Musician shares her story of playing around the world

Débora Silva performs at Washburn University, taking lessons with Dr. Zsolt Eder.

Débora Silva, a freshman majoring in music performance, moved to the United States with a dream to become a violinist.

Silva grew up in Porto, Portugal with her parents, wanting to be a professional violinist from the time she was 8 years old. After graduating high school, she moved to Groningen, Netherlands, against her family’s wishes to be a musician.

Since then, her experiences spanned over Europe and she found her way to Washburn’s campus. Silva encourages classmates and teachers with honesty and hard work, to become a musician in the United States.

Even with all the missed opportunities and bad days, Silva still had the opportunity to perform in several European countries before coming to the U.S. She tokens each country with a sticker on her violin case.

Silva has performed in Sweden, Spain, England, France, Luxembourg, Italy, Hungary, Belgium, Germany, Denmark, Netherlands, Portugal, Portuguese islands, and now the U.S.

“Maybe because I came from another country and I had to fight to get here, but I see things differently,” said Silva. “I am not someone that sits on the couch and waits for something to come [to me]. I played in all these countries not because I was sitting and waiting for a call.
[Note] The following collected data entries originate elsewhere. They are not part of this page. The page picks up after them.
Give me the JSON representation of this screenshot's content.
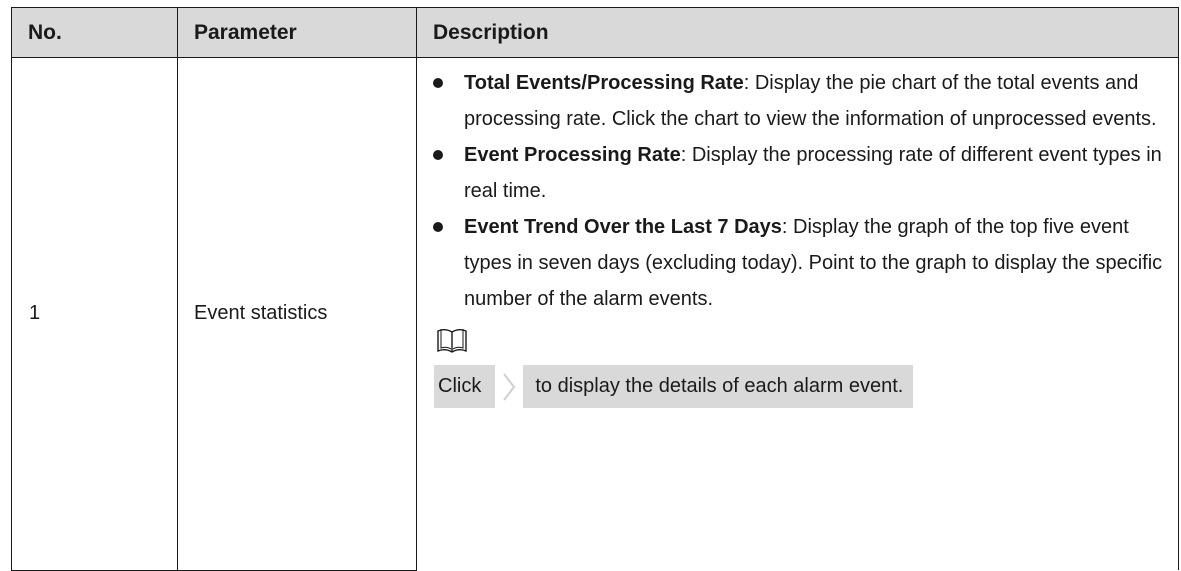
{
  "table": {
    "headers": [
      "No.",
      "Parameter",
      "Description"
    ],
    "row": {
      "no": "1",
      "parameter": "Event statistics",
      "bullets": [
        {
          "bold": "Total Events/Processing Rate",
          "text": ": Display the pie chart of the total events and processing rate. Click the chart to view the information of unprocessed events."
        },
        {
          "bold": "Event Processing Rate",
          "text": ": Display the processing rate of different event types in real time."
        },
        {
          "bold": "Event Trend Over the Last 7 Days",
          "text": ": Display the graph of the top five event types in seven days (excluding today). Point to the graph to display the specific number of the alarm events."
        }
      ],
      "note": {
        "icon": "book-icon",
        "before": "Click",
        "inline_icon": "chevron-right-icon",
        "after": "to display the details of each alarm event."
      }
    }
  }
}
No, I played in these countries because I just went and auditioned for it.”

Silva moved from the Netherlands to an American college with a different style of teaching, one more strict and rigid. She believes that being bad at something to begin with is the best way to get better.

During her senior year of high school, she traveled to Italy to play for Pope Francis.
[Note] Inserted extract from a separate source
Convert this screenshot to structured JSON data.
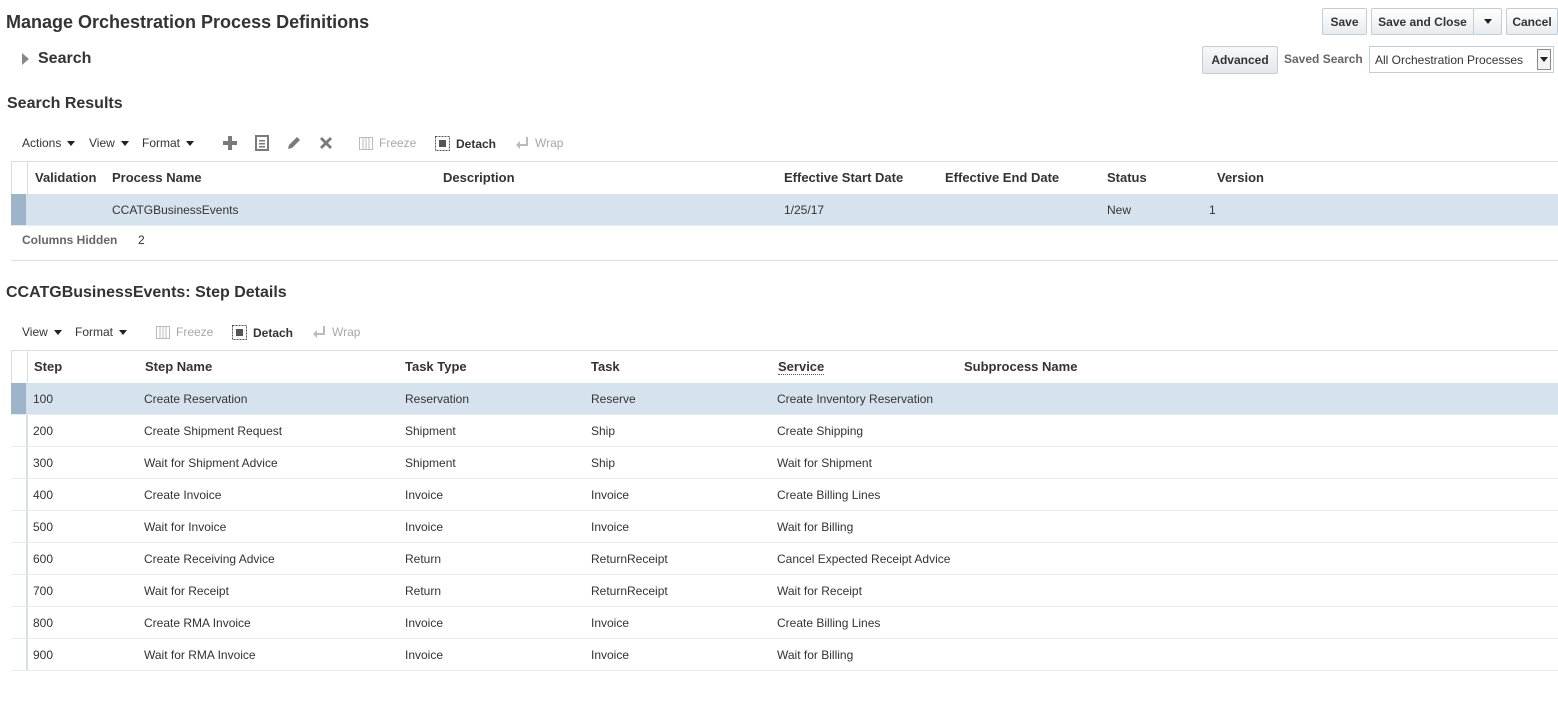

“I don’t see it as cool. I see it as a job. I didn’t do anything different just because the pope was there,” said Silva. “I am also not religious. That’s a big thing in Portugal because 98% of people are Catholic.”
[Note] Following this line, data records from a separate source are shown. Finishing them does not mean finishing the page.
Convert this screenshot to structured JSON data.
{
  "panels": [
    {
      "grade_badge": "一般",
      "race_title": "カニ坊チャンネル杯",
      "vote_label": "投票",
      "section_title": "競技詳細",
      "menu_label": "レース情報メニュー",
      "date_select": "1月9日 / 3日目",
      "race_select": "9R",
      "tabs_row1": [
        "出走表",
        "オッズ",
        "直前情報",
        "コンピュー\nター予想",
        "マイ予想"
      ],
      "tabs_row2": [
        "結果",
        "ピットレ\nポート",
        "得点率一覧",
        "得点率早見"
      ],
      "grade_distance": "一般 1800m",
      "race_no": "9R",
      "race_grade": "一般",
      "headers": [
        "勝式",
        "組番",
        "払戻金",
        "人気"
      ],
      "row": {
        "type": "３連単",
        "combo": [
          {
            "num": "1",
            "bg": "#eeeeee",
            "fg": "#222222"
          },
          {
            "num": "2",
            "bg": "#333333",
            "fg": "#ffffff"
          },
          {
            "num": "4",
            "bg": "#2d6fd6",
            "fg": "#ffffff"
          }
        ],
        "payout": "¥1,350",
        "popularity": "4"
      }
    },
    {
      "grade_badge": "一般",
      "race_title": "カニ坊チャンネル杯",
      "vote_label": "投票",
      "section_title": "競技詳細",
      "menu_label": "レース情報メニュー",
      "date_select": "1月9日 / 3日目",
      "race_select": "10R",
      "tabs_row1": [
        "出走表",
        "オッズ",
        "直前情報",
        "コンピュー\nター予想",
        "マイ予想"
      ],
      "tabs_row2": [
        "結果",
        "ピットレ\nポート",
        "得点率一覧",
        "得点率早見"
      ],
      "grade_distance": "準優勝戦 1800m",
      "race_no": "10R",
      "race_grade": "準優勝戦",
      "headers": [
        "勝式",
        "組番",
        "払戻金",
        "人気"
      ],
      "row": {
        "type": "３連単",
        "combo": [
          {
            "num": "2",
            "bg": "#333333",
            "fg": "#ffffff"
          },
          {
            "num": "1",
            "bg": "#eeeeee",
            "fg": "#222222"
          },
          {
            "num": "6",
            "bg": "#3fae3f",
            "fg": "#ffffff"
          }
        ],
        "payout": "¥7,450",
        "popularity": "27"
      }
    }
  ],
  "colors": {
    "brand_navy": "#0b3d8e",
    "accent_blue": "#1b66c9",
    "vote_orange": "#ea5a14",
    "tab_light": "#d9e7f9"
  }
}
Another stark difference for Silva, since studying in the U.S., was the teaching style for violin technique. Her teacher, Dr. Zsolt Eder, professor of violin from Hungary describes Silva’s journey to freedom of expression through music.

“Musicians are the same everywhere. We have a love for what we do,” Eder said. “Europe has a further tradition of music teaching and composition. A lot of violin teachers in Europe demand a certain way of playing. Here in America, there is a little more open-mindedness from teachers.”

Eder explained that Silva came to Washburn with a fresh start, but brought professional experience from playing all over Europe. She is now concertmaster for the Washburn Symphony and practices more solo pieces.

“I think she is contributing something to Washburn,” Eder said. “I think her practicing is becoming more focused. I think she is starting to get more performance experience.”

Now having the flexibility and a music department that looks up to Silva, she will continue her college experience at Washburn with an honest mindset and a drive to be successful in her career.

“You go [to America] because you believe in something,” Silva said.